Random scission polyethylene
The total ion chromatogram for the pyrolysis of polyethylene (the pyrogram) is shown in Figure 1. Polyethylene is a very high molecular weight hydrocarbon, and the fragments produced via pyrolysis are just pieces of the original molecule small enough to go through the GC. This produces a pattern of peaks for successively longer oligomers, which is common for polyolefins.2 For polyethylene, the pattern consists of triplets of peaks, as shown in the expanded chromatogram in Figure 2. These are all normal hydrocarbons, and as shown by the spectra in Figure 3, they are identified as the alkane, alkene and diene of increasing chain lengths. Other polyolefins, such as polypropylene, polybutylene and so on, behave in the same manner, producing characteristic patterns of oligomers specific for that polymer.
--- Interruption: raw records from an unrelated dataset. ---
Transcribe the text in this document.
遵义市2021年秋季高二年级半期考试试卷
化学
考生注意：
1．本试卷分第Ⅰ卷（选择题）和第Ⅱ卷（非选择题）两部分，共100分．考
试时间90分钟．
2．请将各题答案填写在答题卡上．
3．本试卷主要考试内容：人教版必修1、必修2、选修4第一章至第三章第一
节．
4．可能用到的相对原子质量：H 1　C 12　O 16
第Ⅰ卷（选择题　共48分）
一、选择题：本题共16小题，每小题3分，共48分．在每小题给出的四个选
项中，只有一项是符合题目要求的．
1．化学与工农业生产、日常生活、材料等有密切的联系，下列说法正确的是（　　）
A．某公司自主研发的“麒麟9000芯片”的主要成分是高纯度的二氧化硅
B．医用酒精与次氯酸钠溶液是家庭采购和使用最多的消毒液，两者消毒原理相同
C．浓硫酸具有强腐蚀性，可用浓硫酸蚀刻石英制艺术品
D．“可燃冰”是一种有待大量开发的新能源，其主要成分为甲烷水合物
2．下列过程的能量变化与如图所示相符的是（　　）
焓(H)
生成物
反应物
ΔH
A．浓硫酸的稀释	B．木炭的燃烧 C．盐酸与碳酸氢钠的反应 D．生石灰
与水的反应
Unzipping poly methyl methacrylate
Some synthetic polymers, including the methacrylates, simply unzip at pyrolysis temperatures, generating mostly monomer. This is the case for poly methyl methacrylate, shown in Figure 4. Instead of a series of increasingly longer oligomers, the chromatogram shows a large peak for monomer and little else. This behavior is seen in copolymers involving the methyl methacrylate monomer as well as in the pure homopolymer, and acrylic copolymers, in general, produce monomer peaks for each of the monomers used in the formulation.
Side-group elimination poly vinyl chloride
In the polymers discussed above, the weakest bonds are those holding the chain together, so pyrolysis produces either fragmentation to smaller oligomeric units or unzipping all the way to monomer. For some polymers, however, the groups attached to the side of the chain are held by bonds which are weaker than the bonds connecting the chain. In such cases, the side groups are stripped off from the chain before it is broken into smaller pieces, so no monomer or higher oligomers are seen. This is the case for some vinyl polymers, including poly vinyl chloride3, poly vinylidine chloride and poly vinyl acetate. In PVC, the carbon-chlorine bond is the weakest, so a chlorine-free radical is generated at relatively low temperatures. This chlorine removes a hydrogen from the polymer, making HCl gas, and leaving behind a highly unsaturated chain. The chain then degrades to produce aromatics, so the pyrolysis products from PVC include HCl, benzene, toluene and other aromatics, even naphthalene, as seen in Figure 6 (Page 4).
Interfacing a CDS Pyroprobe 2500 Pyrolysis Autosampler to a PerkinElmer Clarus 500 GC/MS is a simple way to extend the application of GC to the analysis of polymers. The high temperatures used in pyrolysis provide volatile fragments and characteristic compounds from the macromolecules, which may be identified by the GC/MS. Understanding the results obtained from unknown polymers is facilitated by a knowledge of how polymers behave at such high temperatures.
The behavior of most synthetic polymers during pyrolysis may be described as one of three general cases. Either the polymer breaks apart into smaller versions of the macromolecule, producing oligomers, unzips all the way to monomer, or eliminates side groups and then fragments. Polyolefins like polyethylene and polypropylene are examples of polymers which produce a large array of oligomeric material, including monomers, dimers and trimers, but also fragments with ten or more monomeric units. Poly methacrylates, such as poly methyl methacrylate, unzip to produce a large peak for the monomer and very little else. Vinyl polymers like PVC and poly vinyl acetate first strip away the side group, making HCl or acetic acid, then produce aromatic compounds from the remaining backbone of the polymer. In all cases, these degradation products are reproducible and characteristic and may be used to identify polymers in an unknown formulation.
1. Applied Pyrolysis Handbook, T. P. Wampler (Ed.) Marcel Dekker, New York (1995).
2. E. Ranzi, M. Dente, T. Faravelli, G. Bozzano, S. Fabini, R. Nava, V. Cozzani, L. Tognotti, Kinetic Modeling of Polyethylene and Polypropylene Thermal Degradation, J. Anal. Appl. Pyrolysis, 40-41 (1997) 305-319.
3. Zs. Czgny, E. Jakab, M. Blazs, Thermal Decomposition of Polymer Mixtures Containing Poly (Vinyl Chloride) Macromol. Mater. Eng. 287 (2002) 277-284.